Bibione – Città di Eraclea (Gazzettino)

Il Bibione s’impone d’autorità nel recupero con l’Eraclea staccando un importante biglietto per la salvezza. Prima frazione nel complesso piuttosto equilibrata. I padroni di casa esercitano maggior possesso palla, ma gli ospiti agendo di rimessa non stanno certamente a guardare, tuttavia, senza mai impensierire severamente l’estremo difensore Bucciol.

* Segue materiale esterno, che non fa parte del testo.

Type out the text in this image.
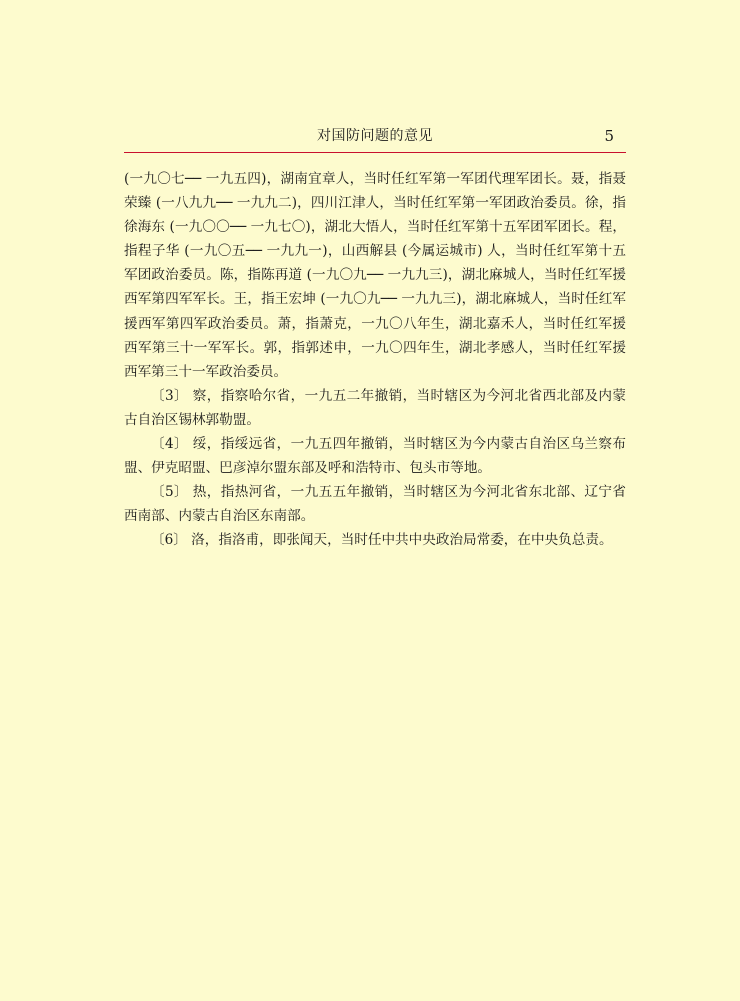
对国防问题的意见	5

(一九〇七── 一九五四)，湖南宜章人，当时任红军第一军团代理军团长。聂，指聂荣臻 (一八九九── 一九九二)，四川江津人，当时任红军第一军团政治委员。徐，指徐海东 (一九〇〇── 一九七〇)，湖北大悟人，当时任红军第十五军团军团长。程，指程子华 (一九〇五── 一九九一)，山西解县 (今属运城市) 人，当时任红军第十五军团政治委员。陈，指陈再道 (一九〇九── 一九九三)，湖北麻城人，当时任红军援西军第四军军长。王，指王宏坤 (一九〇九── 一九九三)，湖北麻城人，当时任红军援西军第四军政治委员。萧，指萧克，一九〇八年生，湖北嘉禾人，当时任红军援西军第三十一军军长。郭，指郭述申，一九〇四年生，湖北孝感人，当时任红军援西军第三十一军政治委员。

〔3〕 察，指察哈尔省，一九五二年撤销，当时辖区为今河北省西北部及内蒙古自治区锡林郭勒盟。

〔4〕 绥，指绥远省，一九五四年撤销，当时辖区为今内蒙古自治区乌兰察布盟、伊克昭盟、巴彦淖尔盟东部及呼和浩特市、包头市等地。

〔5〕 热，指热河省，一九五五年撤销，当时辖区为今河北省东北部、辽宁省西南部、内蒙古自治区东南部。

〔6〕 洛，指洛甫，即张闻天，当时任中共中央政治局常委，在中央负总责。
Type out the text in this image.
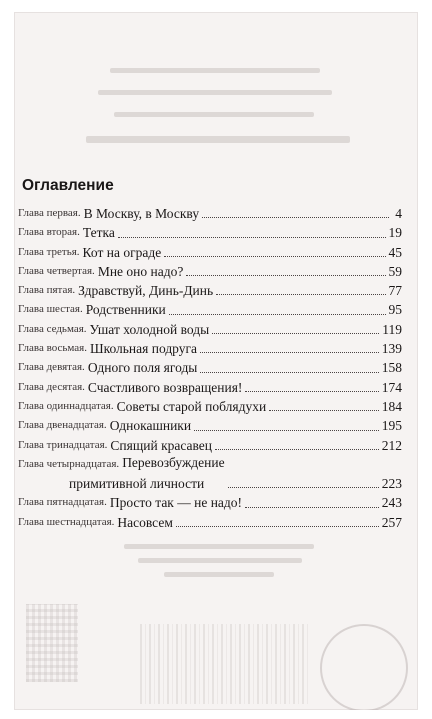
Оглавление
Глава первая. В Москву, в Москву	4
Глава вторая. Тетка	19
Глава третья. Кот на ограде	45
Глава четвертая. Мне оно надо?	59
Глава пятая. Здравствуй, Динь-Динь	77
Глава шестая. Родственники	95
Глава седьмая. Ушат холодной воды	119
Глава восьмая. Школьная подруга	139
Глава девятая. Одного поля ягоды	158
Глава десятая. Счастливого возвращения!	174
Глава одиннадцатая. Советы старой поблядухи	184
Глава двенадцатая. Однокашники	195
Глава тринадцатая. Спящий красавец	212
Глава четырнадцатая. Перевозбуждение
примитивной личности	223
Глава пятнадцатая. Просто так — не надо!	243
Глава шестнадцатая. Насовсем	257
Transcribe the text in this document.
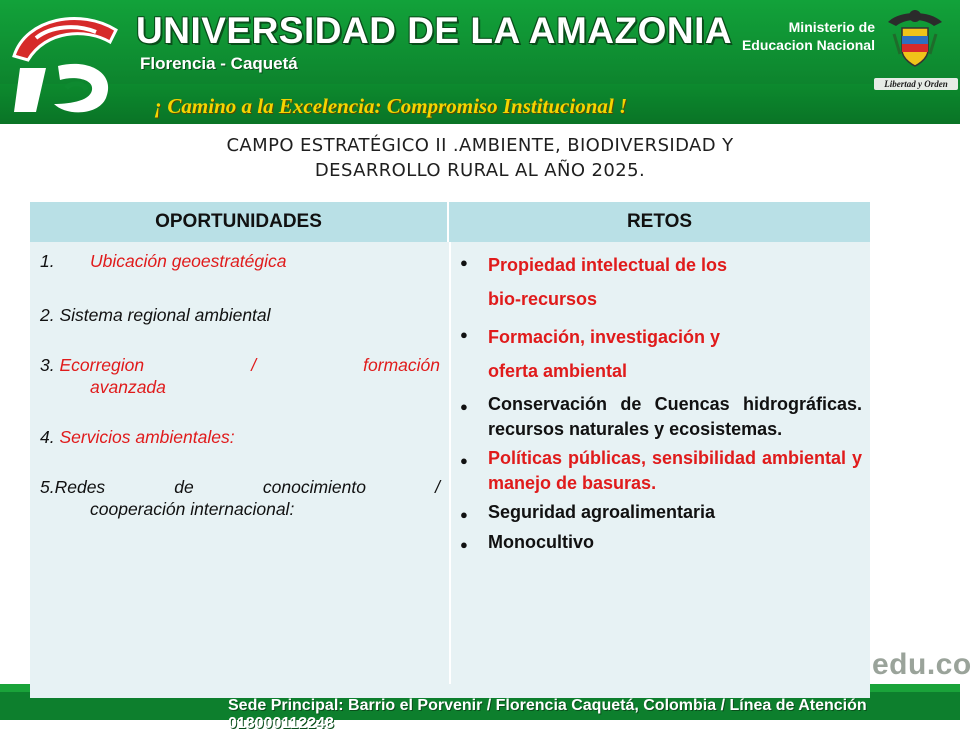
UNIVERSIDAD DE LA AMAZONIA
Florencia - Caquetá
¡ Camino a la Excelencia: Compromiso Institucional !
Ministerio de
Educacion Nacional
Libertad y Orden
CAMPO ESTRATÉGICO II .AMBIENTE, BIODIVERSIDAD Y
DESARROLLO RURAL AL AÑO 2025.
OPORTUNIDADES	RETOS
1. Ubicación geoestratégica
2. Sistema regional ambiental
3. Ecorregion	/	formación
avanzada
4. Servicios ambientales:
5.Redes	de	conocimiento	/
cooperación internacional:
●	Propiedad intelectual de los
bio-recursos
●	Formación, investigación y
oferta ambiental
●	Conservación de Cuencas hidrográficas. recursos naturales y ecosistemas.
●	Políticas públicas, sensibilidad ambiental y manejo de basuras.
●	Seguridad agroalimentaria
●	Monocultivo
edu.co
Sede Principal: Barrio el Porvenir / Florencia Caquetá, Colombia / Línea de Atención 018000112248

Brividi al 18’, quando Versolato e Francomartin si scontrano duramente restando entrambi a terra. Mentre l’attaccante ospite si rialza, Versolato, invece, è costretto alle cure del Pronto Soccorso per una sospetta frattura costale che gli impediva la normale respirazione. Alla ripresa del gioco, grossa opportunità per i locali. Colle fionda a rete quasi a colpo sicuro, il portiere è battuto inesorabilmente, ma il pallone si stampa sulla traversa ritornando sui piedi dello stesso attaccante che alla seconda conclusione manca lo specchio della porta. Bibione ancora pericoloso poco dopo la mezzora. L’azione parte sempre dai piedi di Colle che dalla destra del fronte offensivo pennella per il liberissimo Chiasutto che da due passi ed a porta praticamente vuota conclude incredibilmente oltre la traversa. L’equilibrio si sblocca in avvio di ripresa. Dopo 2’, Colle incorna alle spalle di Giro un angolo battuto da Francescato che s’infila dopo aver sbattuto sulla parte inferiore della traversa. L’Eraclea reagisce, ma la pressione ospite si rivela infruttuosa, fermandosi puntualmente al limite dell’area non trovando spazio tra le maglie difensive biancoazzurre. L’estremo di casa Bucciol, infatti, svolge solamente l’ordinaria amministrazione e poco più. Il Bibione, invece, attacca gli spazi e nel più classico dei contropiedi trova il raddoppio che porta la firma di Consorte.